Guardiola jetted home to Spain on Sunday for Christmas leaving Bayern to announce he will not extend his three-year contract, with Ancelotti to take over as coach next season. The 56-year-old, who was sacked by Real Madrid in May, comes with a wealth of experience and has a better Champions League record than Guardiola.
He has won 16 major trophies with Chelsea, AC Milan, Real Madrid and Paris St-Germain and will eventually inherit a Bayern team currently enjoying an eight-point lead in the Bundesliga. The Italian has won the Champions League three times, with AC Milan in 2003 and 2007 and then with Real in 2014, compared to Guardiola’s two wins with Barcelona in 2009 and 2011.
“I can say about Carlo, that he’s a super person and a super trainer,” Guardiola said on Friday.
“We’ve had plenty of contact during our careers, with AC Milan and Barcelona respectively, plus Uefa events, and we get on really well.”
Chairman Karl-Heinz Rummenigge had promised Bayern fans a ‘Christmas surprise’ after Saturday’s final game of 2015, but it turned into the worst kept secret in German football.
Ancelotti was first linked to Bayern weeks ago and media reports last Friday confidently predicted Guardiola would not extend his contract, which expires in May. On Saturday, German daily Bild even profiled Ancelotti’s wife, Canadian Mariann Barena McClay, 45, as well as the Italian’s motivational tactics and taste for fine food.
Guardiola is the self-confessed perfectionist who admits wanting to see his team hog ball possession, while Ancelotti is the guiding father figure with a proven track record.
In turn, the Bavarian giants offer Ancelotti the chance to pick up his career after a stressful two-year stint with Real, who sacked him in May. Real poached him from Paris Saint-Germain to replace Jose Mourinho at the Bernabeu in 2013.
After the highs of a four-trophy haul in the 2013-2014 season, which included the Champions League and Spanish Cup, Ancelotti was relieved of his duties just 12 months after delivering the ‘decima’ -- a tenth European crown for Real.
Madrid had won the 2014 Club World Cup on a streak of 22 consecutive victories between September and December that year to add to the Copa del Rey and Uefa Super Cup. But Ancelotti’s reign was ended six months later when Real were beaten by a treble-winning Barcelona in La Liga and eliminated by city rivals Atletico Madrid in the Spanish Cup.
Real also failed to reach last season’s Champions League final in Berlin after losing to Juventus in the semi-finals.

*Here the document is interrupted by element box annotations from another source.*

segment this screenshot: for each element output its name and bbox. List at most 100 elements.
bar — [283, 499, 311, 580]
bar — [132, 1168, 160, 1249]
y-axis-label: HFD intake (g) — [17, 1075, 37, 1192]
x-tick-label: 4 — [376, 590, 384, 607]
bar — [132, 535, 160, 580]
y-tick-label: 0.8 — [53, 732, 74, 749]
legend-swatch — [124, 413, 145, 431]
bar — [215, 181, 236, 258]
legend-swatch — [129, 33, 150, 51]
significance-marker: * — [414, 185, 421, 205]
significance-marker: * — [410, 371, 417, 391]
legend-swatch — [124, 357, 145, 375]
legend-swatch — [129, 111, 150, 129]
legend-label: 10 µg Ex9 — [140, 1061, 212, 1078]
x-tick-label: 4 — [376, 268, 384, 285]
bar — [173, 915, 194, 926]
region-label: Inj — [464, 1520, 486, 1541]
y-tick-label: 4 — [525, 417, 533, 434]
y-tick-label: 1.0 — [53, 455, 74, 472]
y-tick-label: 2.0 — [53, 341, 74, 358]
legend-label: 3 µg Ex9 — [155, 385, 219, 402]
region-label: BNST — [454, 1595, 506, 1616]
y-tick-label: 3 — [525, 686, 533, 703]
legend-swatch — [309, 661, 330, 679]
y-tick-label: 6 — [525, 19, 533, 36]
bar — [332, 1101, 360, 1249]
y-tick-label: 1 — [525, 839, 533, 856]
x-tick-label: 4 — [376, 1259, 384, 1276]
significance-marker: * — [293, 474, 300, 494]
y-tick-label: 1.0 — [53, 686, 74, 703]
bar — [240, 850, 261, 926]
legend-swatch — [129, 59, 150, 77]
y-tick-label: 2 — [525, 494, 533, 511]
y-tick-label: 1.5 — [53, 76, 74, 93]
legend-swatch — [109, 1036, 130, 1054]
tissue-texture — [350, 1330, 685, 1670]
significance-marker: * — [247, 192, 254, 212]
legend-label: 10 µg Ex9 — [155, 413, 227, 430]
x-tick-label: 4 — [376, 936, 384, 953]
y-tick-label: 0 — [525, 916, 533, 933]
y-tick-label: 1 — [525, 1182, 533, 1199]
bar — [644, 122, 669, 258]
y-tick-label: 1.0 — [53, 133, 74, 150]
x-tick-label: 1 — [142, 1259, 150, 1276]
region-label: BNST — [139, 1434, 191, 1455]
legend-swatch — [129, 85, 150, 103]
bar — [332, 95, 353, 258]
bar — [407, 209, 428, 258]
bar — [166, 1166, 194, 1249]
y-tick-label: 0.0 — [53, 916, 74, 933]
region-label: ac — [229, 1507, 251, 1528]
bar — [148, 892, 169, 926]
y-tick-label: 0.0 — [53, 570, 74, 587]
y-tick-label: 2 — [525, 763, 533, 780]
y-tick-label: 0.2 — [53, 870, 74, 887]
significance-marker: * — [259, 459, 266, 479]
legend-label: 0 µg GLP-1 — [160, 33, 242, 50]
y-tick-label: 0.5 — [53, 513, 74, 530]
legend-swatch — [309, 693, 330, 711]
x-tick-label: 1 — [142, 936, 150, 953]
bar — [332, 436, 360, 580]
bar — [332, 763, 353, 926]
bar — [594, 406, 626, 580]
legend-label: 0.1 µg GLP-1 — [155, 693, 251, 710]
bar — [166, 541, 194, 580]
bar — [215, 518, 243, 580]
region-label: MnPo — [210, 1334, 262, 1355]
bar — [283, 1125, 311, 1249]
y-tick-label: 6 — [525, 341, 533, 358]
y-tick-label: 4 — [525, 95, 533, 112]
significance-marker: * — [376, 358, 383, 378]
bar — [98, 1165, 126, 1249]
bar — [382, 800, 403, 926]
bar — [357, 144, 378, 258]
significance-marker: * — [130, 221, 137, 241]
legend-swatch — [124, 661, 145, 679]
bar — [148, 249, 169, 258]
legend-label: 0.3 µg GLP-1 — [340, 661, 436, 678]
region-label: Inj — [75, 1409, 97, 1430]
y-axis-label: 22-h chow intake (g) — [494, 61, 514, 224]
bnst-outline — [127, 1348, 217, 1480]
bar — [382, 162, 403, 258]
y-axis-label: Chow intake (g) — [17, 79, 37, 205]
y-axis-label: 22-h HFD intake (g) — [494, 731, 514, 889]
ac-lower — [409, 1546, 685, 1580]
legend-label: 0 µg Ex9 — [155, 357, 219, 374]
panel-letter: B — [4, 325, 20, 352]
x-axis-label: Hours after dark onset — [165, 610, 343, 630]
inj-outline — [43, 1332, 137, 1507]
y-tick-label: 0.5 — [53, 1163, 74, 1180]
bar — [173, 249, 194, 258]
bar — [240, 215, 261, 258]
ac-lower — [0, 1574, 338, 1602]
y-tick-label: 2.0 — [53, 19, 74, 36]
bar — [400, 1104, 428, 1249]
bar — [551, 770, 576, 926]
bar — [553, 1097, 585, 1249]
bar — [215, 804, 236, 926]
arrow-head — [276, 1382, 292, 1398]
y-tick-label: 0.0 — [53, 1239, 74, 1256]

But Ancelotti, who former Milan star Paolo Maldini once described as a “teddy bear” who never loses his temper, will inherit a star-studded Bayern squad despite the fading powers of the likes of injury-prone forwards Arjen Robben and Franck Ribery.
The addition of wingers Douglas Costa and Kingsley Coman this season has covered that weakness, while forwards Robert Lewandowski and Thomas Muller have already claimed 29 goals in the Bundesliga alone.
Bayern’s domination in Germany’s top flight offers Ancelotti the chance to boost his numbers when it comes to national league titles. In 20 years as a coach, he has delivered just three -- Serie A in 2004 with Milan, the Premier League in 2010 with Chelsea and Ligue 1 with PSG in 2013.
Bayern have won the Bundesliga at a canter for each of the last three seasons, something which the Italian admitted he found boring only last October. “I must confess that I cannot enjoy watching Bayern’s games,” said Ancelotti. “There’s just not enough competition for them.”
But Bayern’s squad and their fans will head into 2016 reassured the club will have another big-name coach at the helm.